Like an aging pop star, price benchmarks have to re-invent themselves from time to time to maintain their status. The Dated Brent marker –– as much a survivor as Cher, still going strong at 76 –– has had successes and setbacks in the past and will undergo yet another transformation by June 2023, courtesy of price reporting agency Platts. You definitely need to pay attention to this change, because Dated Brent is used as a pricing reference not only for several crude oil streams sold around the world, but also for other commodities such as LNG, fuel oil and other refined products and petrochemicals — oh, and financial derivatives too. Also, the latest version of the price marker will include an adjusted price for the U.S.’s prolific West Texas Intermediate (WTI). In today’s RBN blog, we discuss the details and implications of Dated Brent’s latest makeover for traders, refiners and other market participants.

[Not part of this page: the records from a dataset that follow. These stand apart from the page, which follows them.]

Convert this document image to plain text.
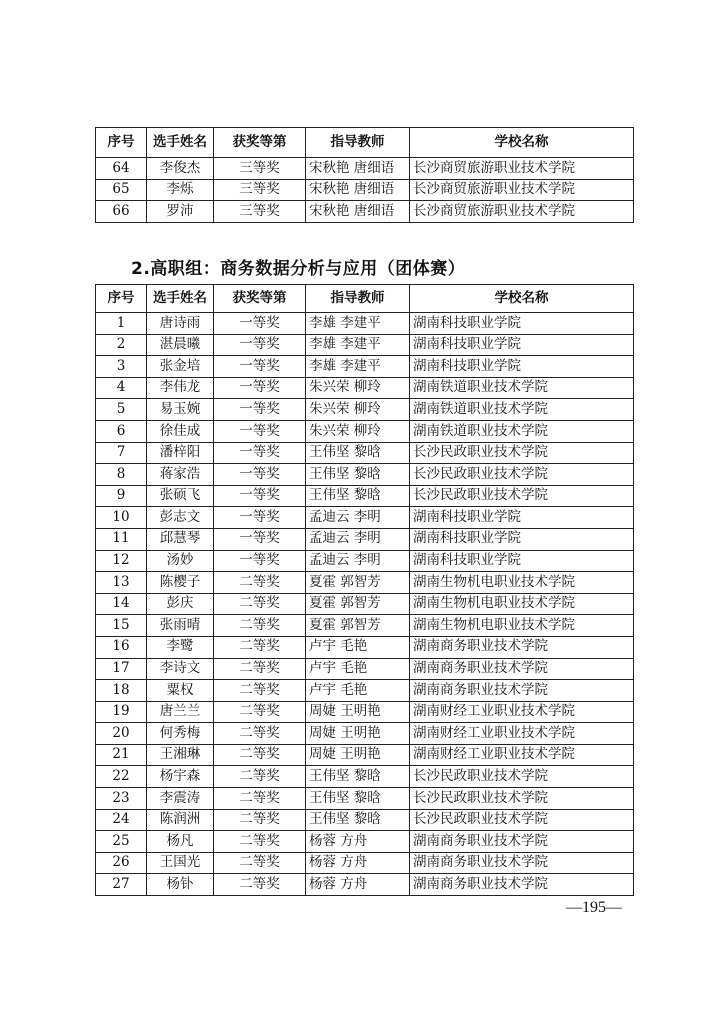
序号	选手姓名	获奖等第	指导教师	学校名称
64	李俊杰	三等奖	宋秋艳 唐细语	长沙商贸旅游职业技术学院
65	李烁	三等奖	宋秋艳 唐细语	长沙商贸旅游职业技术学院
66	罗沛	三等奖	宋秋艳 唐细语	长沙商贸旅游职业技术学院
2.高职组：商务数据分析与应用（团体赛）
序号	选手姓名	获奖等第	指导教师	学校名称
1	唐诗雨	一等奖	李雄 李建平	湖南科技职业学院
2	湛晨曦	一等奖	李雄 李建平	湖南科技职业学院
3	张金培	一等奖	李雄 李建平	湖南科技职业学院
4	李伟龙	一等奖	朱兴荣 柳玲	湖南铁道职业技术学院
5	易玉婉	一等奖	朱兴荣 柳玲	湖南铁道职业技术学院
6	徐佳成	一等奖	朱兴荣 柳玲	湖南铁道职业技术学院
7	潘梓阳	一等奖	王伟坚 黎晗	长沙民政职业技术学院
8	蒋家浩	一等奖	王伟坚 黎晗	长沙民政职业技术学院
9	张硕飞	一等奖	王伟坚 黎晗	长沙民政职业技术学院
10	彭志文	一等奖	孟迪云 李明	湖南科技职业学院
11	邱慧琴	一等奖	孟迪云 李明	湖南科技职业学院
12	汤妙	一等奖	孟迪云 李明	湖南科技职业学院
13	陈樱子	二等奖	夏霍 郭智芳	湖南生物机电职业技术学院
14	彭庆	二等奖	夏霍 郭智芳	湖南生物机电职业技术学院
15	张雨晴	二等奖	夏霍 郭智芳	湖南生物机电职业技术学院
16	李鹭	二等奖	卢宇 毛艳	湖南商务职业技术学院
17	李诗文	二等奖	卢宇 毛艳	湖南商务职业技术学院
18	粟权	二等奖	卢宇 毛艳	湖南商务职业技术学院
19	唐兰兰	二等奖	周婕 王明艳	湖南财经工业职业技术学院
20	何秀梅	二等奖	周婕 王明艳	湖南财经工业职业技术学院
21	王湘琳	二等奖	周婕 王明艳	湖南财经工业职业技术学院
22	杨宇森	二等奖	王伟坚 黎晗	长沙民政职业技术学院
23	李震涛	二等奖	王伟坚 黎晗	长沙民政职业技术学院
24	陈润洲	二等奖	王伟坚 黎晗	长沙民政职业技术学院
25	杨凡	二等奖	杨蓉 方舟	湖南商务职业技术学院
26	王国光	二等奖	杨蓉 方舟	湖南商务职业技术学院
27	杨钋	二等奖	杨蓉 方舟	湖南商务职业技术学院
—195—
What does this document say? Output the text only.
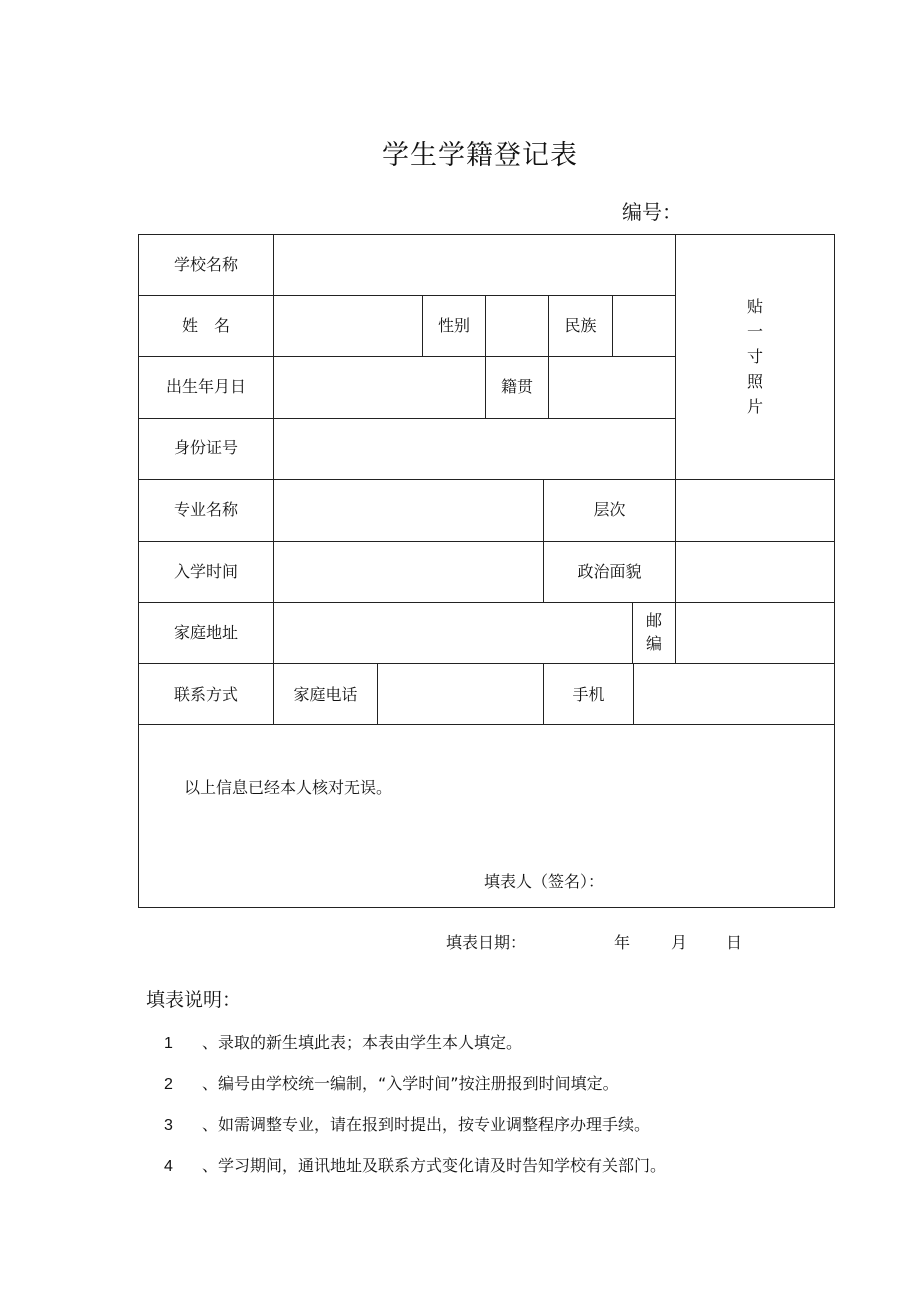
学生学籍登记表
编号：
学校名称
姓　名	性别	民族
出生年月日	籍贯
身份证号
贴
一
寸
照
片
专业名称	层次
入学时间	政治面貌
家庭地址
邮
编
联系方式	家庭电话	手机
以上信息已经本人核对无误。
填表人（签名）：
填表日期：	年	月 日
填表说明：
1 、录取的新生填此表；本表由学生本人填定。
2 、编号由学校统一编制，“入学时间”按注册报到时间填定。
3 、如需调整专业，请在报到时提出，按专业调整程序办理手续。
4 、学习期间，通讯地址及联系方式变化请及时告知学校有关部门。
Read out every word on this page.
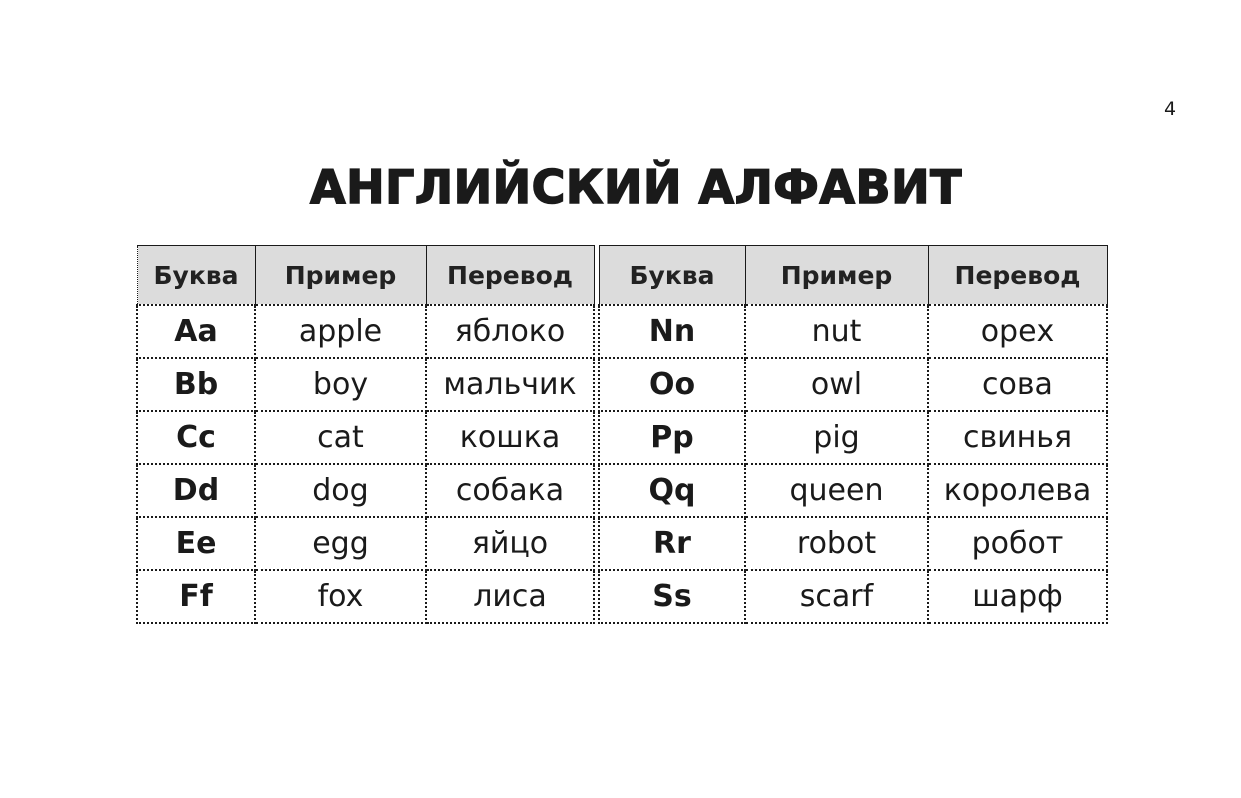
4
АНГЛИЙСКИЙ АЛФАВИТ
Буква	Пример	Перевод
Aa	apple	яблоко
Bb	boy	мальчик
Cc	cat	кошка
Dd	dog	собака
Ee	egg	яйцо
Ff	fox	лиса
Буква	Пример	Перевод
Nn	nut	орех
Oo	owl	сова
Pp	pig	свинья
Qq	queen	королева
Rr	robot	робот
Ss	scarf	шарф
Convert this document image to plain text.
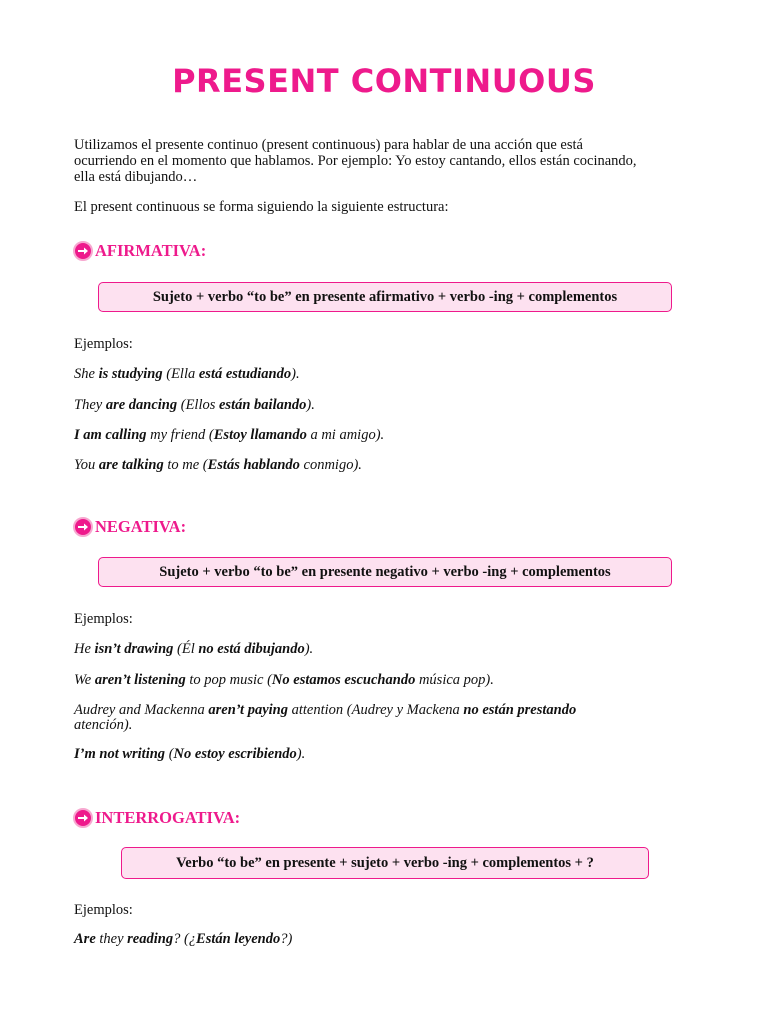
PRESENT CONTINUOUS
Utilizamos el presente continuo (present continuous) para hablar de una acción que está
ocurriendo en el momento que hablamos. Por ejemplo: Yo estoy cantando, ellos están cocinando,
ella está dibujando…
El present continuous se forma siguiendo la siguiente estructura:
AFIRMATIVA:
Sujeto + verbo “to be” en presente afirmativo + verbo -ing + complementos
Ejemplos:
She is studying (Ella está estudiando).
They are dancing (Ellos están bailando).
I am calling my friend (Estoy llamando a mi amigo).
You are talking to me (Estás hablando conmigo).
NEGATIVA:
Sujeto + verbo “to be” en presente negativo + verbo -ing + complementos
Ejemplos:
He isn’t drawing (Él no está dibujando).
We aren’t listening to pop music (No estamos escuchando música pop).
Audrey and Mackenna aren’t paying attention (Audrey y Mackena no están prestando
atención).
I’m not writing (No estoy escribiendo).
INTERROGATIVA:
Verbo “to be” en presente + sujeto + verbo -ing + complementos + ?
Ejemplos:
Are they reading? (¿Están leyendo?)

According to Wikipedia, Cher’s career has gone through 13 phases (so far!), beginning with her initial solo breakthrough (with Sonny Bono as her producer) in the early 1960s through her more recent success with Dancing Queen, a hit album in which she covers a slew of ABBA songs. Dated Brent doesn’t have Cher’s longevity (it was created in the 1980s) or as many #1 hits (for Cher, at least one every decade from the ’60s through the 2010s), but it has undergone a significant number of re-dos to help ensure its center-stage role in global energy markets. And don’t question its star status — according to some estimates, Dated Brent is used as a reference for as much as 60% of the world’s crude oil spot or contract transactions.
Ironically, over the last 20 years or so, calculating the Dated Brent price has been one of the most challenging endeavors of the energy industry. That’s because, as the years have worn on, the markets evolved and the older fields producing crude included in the Brent basket have declined, the assessment has also evolved to ensure it’s an accurate representation of the Brent market. We’ve previously published two comprehensive blogs on the subject. The first, titled Wake Up!, fleshed out how the lack of liquidity due to declining Brent production forced price reporting agencies to lengthen the time-frame for price reporting and to include production from other areas. In 2002, after years of declining production in the Brent field in the North Sea between Scotland and Norway, crude oil grades representing nearby Forties and Oseberg production were added, as were Ekofisk and Troll grades in 2007 and 2017, respectively. The second blog, titled Lift Me Up!, explained the elements of the entire “Brent Complex,” which is an intricate pricing system that includes not only spot transactions, but also Forward Brent and Brent Futures, all of them woven together via Contracts for Differences, Dated to Frontlines and Exchange for Physicals. All of the changes to Dated Brent were made after consulting with the market at large and the same has been happening in the latest go-round.